In a perfect world, I'd have routed the brake line around the back of the fork over the arch as I Manitou used to recommend. I don't love the routing up the front of the fork with the arch being in the rear. But that would have meant a new, longer, front brake line.
The only other minor grump I had through the review period is that I needed to assemble the receiver for the Hexlock and grease it as it was making a heck of a squeal on installation. This is because you're turning a bolt that pulls in the axle, versus tightening in the axle itself.
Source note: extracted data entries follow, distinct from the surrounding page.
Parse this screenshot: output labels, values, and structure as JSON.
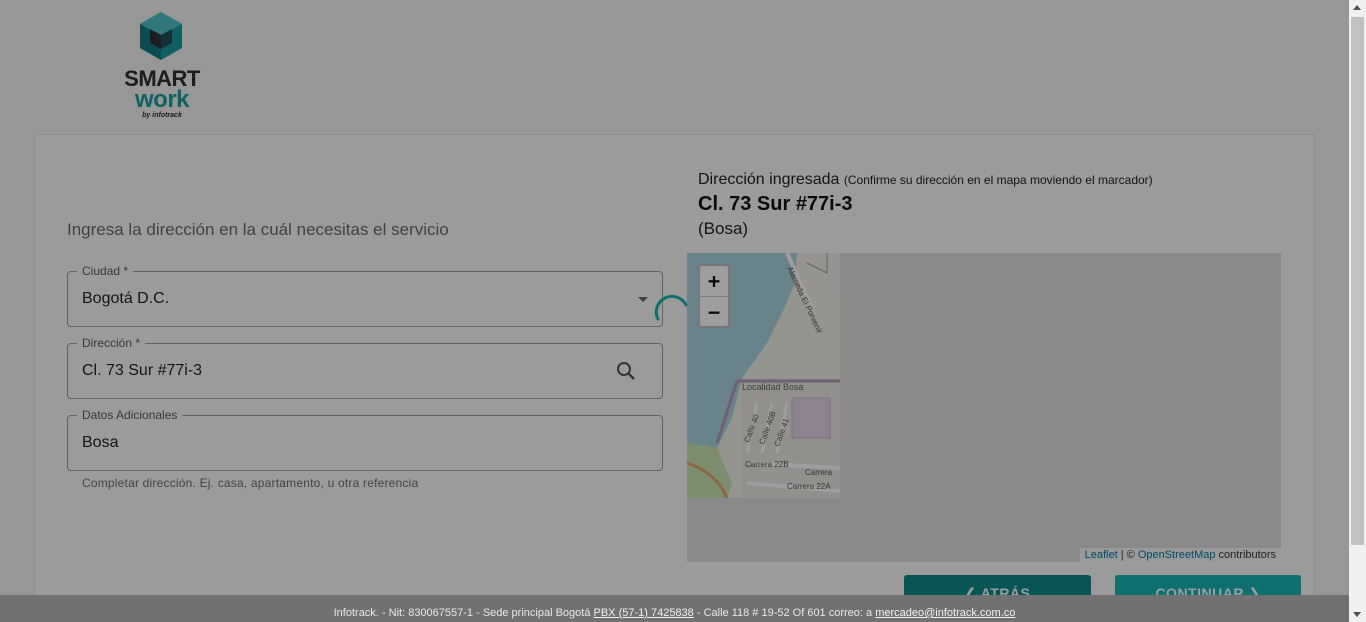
{
  "logo": {
    "line1": "SMART",
    "line2": "work",
    "line3": "by infotrack"
  },
  "form": {
    "heading": "Ingresa la dirección en la cuál necesitas el servicio",
    "city": {
      "label": "Ciudad *",
      "value": "Bogotá D.C."
    },
    "address": {
      "label": "Dirección *",
      "value": "Cl. 73 Sur #77i-3"
    },
    "extra": {
      "label": "Datos Adicionales",
      "value": "Bosa"
    },
    "hint": "Completar dirección. Ej. casa, apartamento, u otra referencia"
  },
  "address_panel": {
    "title": "Dirección ingresada",
    "note": "(Confirme su dirección en el mapa moviendo el marcador)",
    "address": "Cl. 73 Sur #77i-3",
    "locality": "(Bosa)"
  },
  "map": {
    "zoom_in": "+",
    "zoom_out": "−",
    "attribution_leaflet": "Leaflet",
    "attribution_sep": " | © ",
    "attribution_osm": "OpenStreetMap",
    "attribution_tail": " contributors",
    "street_labels": [
      "Localidad Bosa",
      "Calle 40",
      "Calle 40B",
      "Calle 41",
      "Carrera 22B",
      "Carrera 22A",
      "Carrera",
      "Alameda El Porvenir"
    ]
  },
  "buttons": {
    "back": "❮ ATRÁS",
    "next": "CONTINUAR ❯"
  },
  "footer": {
    "text1": "Infotrack. - Nit: 830067557-1 - Sede principal Bogotá ",
    "phone": "PBX (57-1) 7425838",
    "text2": " - Calle 118 # 19-52 Of 601   correo: a ",
    "email": "mercadeo@infotrack.com.co"
  },
  "colors": {
    "teal_dark": "#0e8a8b",
    "teal": "#17b3b4",
    "logo_teal": "#17a09f"
  }
}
Would I try a 130 or 140mm, 32mm stanchioned, R7 Pro? Absolutely. It's always interesting to ride the extremes - too stiff, too flexy, too light, too heavy. Would I buy a longer travel R7 Pro? Not for myself, but it's an example of a product missing from current options. Contrary to the more-stiffness-every-year marketing model, there are a lot of more lithe riders out there who will benefit from suspension forks, bars, wheels, and frames that are lighter and more forgiving.
This 120mm R7 Pro is excellent. I never noticed how spindly the fork looks compared to the 35mm, 36mm, 37mm, and 38mm chassis that dominate the local riding scene. I'd recommend it to anyone as a Tech-C fork for a full suspension or hardtail rig, and actually to anyone looking for a 120mm fork in general.
If that's you there's plenty more information as well as tech resources available from Manitou. The R7 Pro sells for an SRP of 980 USD | 1313 CAD. That's competitive with the competition, and I'd boldly suggest this is the better platform. It's very much the magic toothpick.